Although the concepts of beauty and attractiveness are subjective, the consensus as to what is deemed beautiful, for women, is heavily dependent upon how much effort she makes towards looking her best. According to Elting, men do not need to strive to maintain their appearance in order to earn respect like women do, because while we appreciate a sharp-dressed man in an Armani suit who exudes power and influence, that same man can show up to at a casual office in a t-shirt and jeans and still be perceived in the same light, whereas women will not. "Men don't have to demonstrate that they're allowed to be in public the way women do. It's a running joke; show up to work without makeup, and everyone asks if you're sick or have insomnia," says Elting. The pressure to look our best in order to be treated better has also seeped into other areas of women's lives in which we sometimes feel pressured to make ourselves up in situations where it isn't required such as running out to the supermarket.

So, how do women begin the process of overriding this bias? Based on personal experience, Elting believes that women must step up and be forceful. With sexism so rampant in workplace, respect for women is sometimes hard to come across and even harder to earn. "I was frequently assumed to be my co-founder's secretary or assistant instead of the person who owned the other half of the company. And even in business meetings where everyone knew that, I would still be asked to be the one to take notes or get coffee," she recalls. In effort to change this dynamic, Elting was left to claim her authority through self-assertion and powering over her peers when her contributions were being ignored. What she was then faced with was the alternate stereotype of the bitchy executive. She admits that teetering between the caregiver role or the bitch boss on a power trip is frustrating and offensive that these are the two options businesswomen are left with.

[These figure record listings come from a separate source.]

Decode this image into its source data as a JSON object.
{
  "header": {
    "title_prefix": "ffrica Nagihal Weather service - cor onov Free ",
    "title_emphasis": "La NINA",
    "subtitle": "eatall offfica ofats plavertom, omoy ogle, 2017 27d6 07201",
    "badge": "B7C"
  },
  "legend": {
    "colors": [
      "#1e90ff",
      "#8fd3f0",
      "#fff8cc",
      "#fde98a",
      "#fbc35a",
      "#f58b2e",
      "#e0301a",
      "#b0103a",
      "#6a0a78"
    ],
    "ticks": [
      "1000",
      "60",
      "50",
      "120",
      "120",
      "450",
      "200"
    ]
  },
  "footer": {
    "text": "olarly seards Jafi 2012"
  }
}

Despite the challenges that come with standing your ground, women need to reclaim their power for themselves and each other. "I decided early on that I wanted to focus on being respected rather than being liked. As a boss, as a CEO, and in my personal life, I stuck my feet in the ground, said what I wanted to say, and demanded what I needed – to hell with what people think," said Elting. In order for women to opt out of ridiculous beauty standards, we have to own all the negative responses that come with it and let it make us stronger– and we don't have to do it alone. For men who support our fight, much can be achieved by pushing back and policing themselves and each other when women are being disrespected. It isn't about chivalry, but respecting women's right to advocate for ourselves and take up space.

For Elting, her hope is to see makeup and grooming standards become an optional choice each individual makes rather than a rule imposed on us as a form of control. While she states she would never tell anyone to stop wearing makeup or dressing in a way that makes them feel confident, the slumping shoulders of a woman resigned to being belittled looks far worse than going without under-eye concealer. Her advice to women is, "If you want to navigate beauty culture as an entrepreneur, the best thing you can be is strong in the face of it. It's exactly the thing they don't want you to do. That means not being afraid to be a bossy, bitchy, abrasive, difficult woman – because that's what a leader is."